Hacker News new | ask | show | jobs
by randomdata 652 days ago
To start, you need to figure out why Kubernetes isn't retaining your stack trace/related metadata when the app crashes. That is the most pressing bug. Which is probably best left to the k9s team. You outsourced that aspect of the business of good reason, no doubt.

After they've fixed what they need to fix you need to use the information now being retained to narrow down why your app is crashing at all. Failing to open a file is expected behaviour. It should not be crashing.

Then maybe you can get around to looking at the close issue. But it's the least of your concerns. You've got way bigger problems to tackle first.

1 comments

The app crashes because "too many files" includes the fd accept(2) wants to allocate so your app can respond to the health check.
A file not able to opened is expected, always! accept is no exception here. Your application should not be crashing because of it.

If I recall, Kubernetes performs health checks over HTTP, so presumably your application is using the standard library's http server to provide that? If so, accept is full abstracted away. So, if that's crashing, that's a bug in Go.

Is that for you to debug, or is it best passed on to the Go team?

There isn't a bug, it's resource exhaustion. You open a bunch of files and they fail to close. You don't log errors on the close, so you have no idea it's happening. Now your app is failing to open new file descriptors to accept HTTP connections. You get a fixed number of fds per app; ulimit -n. If you don't close files you've read, the descriptor is gone.

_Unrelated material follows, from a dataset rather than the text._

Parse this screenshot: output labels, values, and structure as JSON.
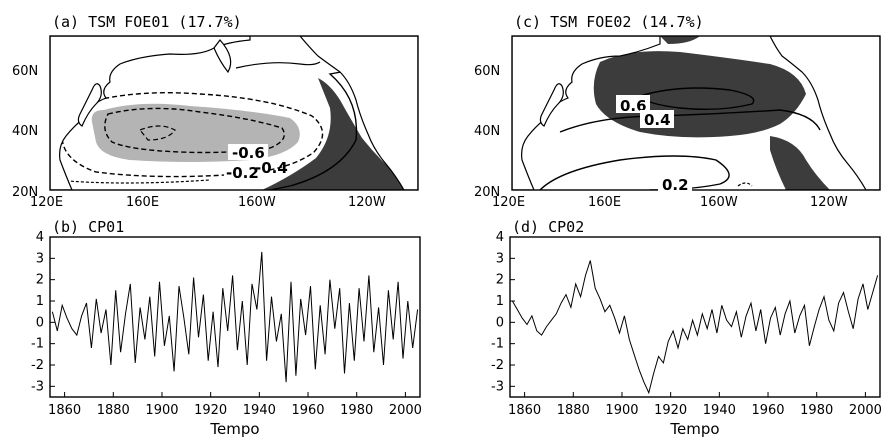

The bug in this case is in the filesystem that hangs on close. It happens on network filesystems. You can't return the fd to the kernel if your filesystem doesn't let you.

The bug of which we speak is in that your app is crashing. Exhausting open file handles is expected behaviour! Expected behaviour should not lead to a crash. Crashing is only for exceptional behaviour.

The filesystem hanging is unlikely to be a bug. The filesystems you'd realistically use in conjunction with Kubernetes are pretty heavily tested. More likely it is supposed to hang under whatever conditions has lead that to happen.

And, sure, maybe you'll eventually want to determine why the filesystem has moved into that failure state, but most pressing is that your app is crashing. All that work you put into gracefully handling the failing situation going to waste.

You're really hung up on Kubernetes but it was an incidental comment in a hypothetical story.

"You wake up and find out that Heroku's staff is anxiously awaiting your departure from your apartment to tell you that your app is down."

Kubernetes is really here nor there. It's the crashing of the app that is our focus. An app should not be crashing on expected behaviour.

That's clearly a bug, and the bug you need to fix first so that you can have your failsafes start working again. You asked where to start and that's the answer, unquestionably.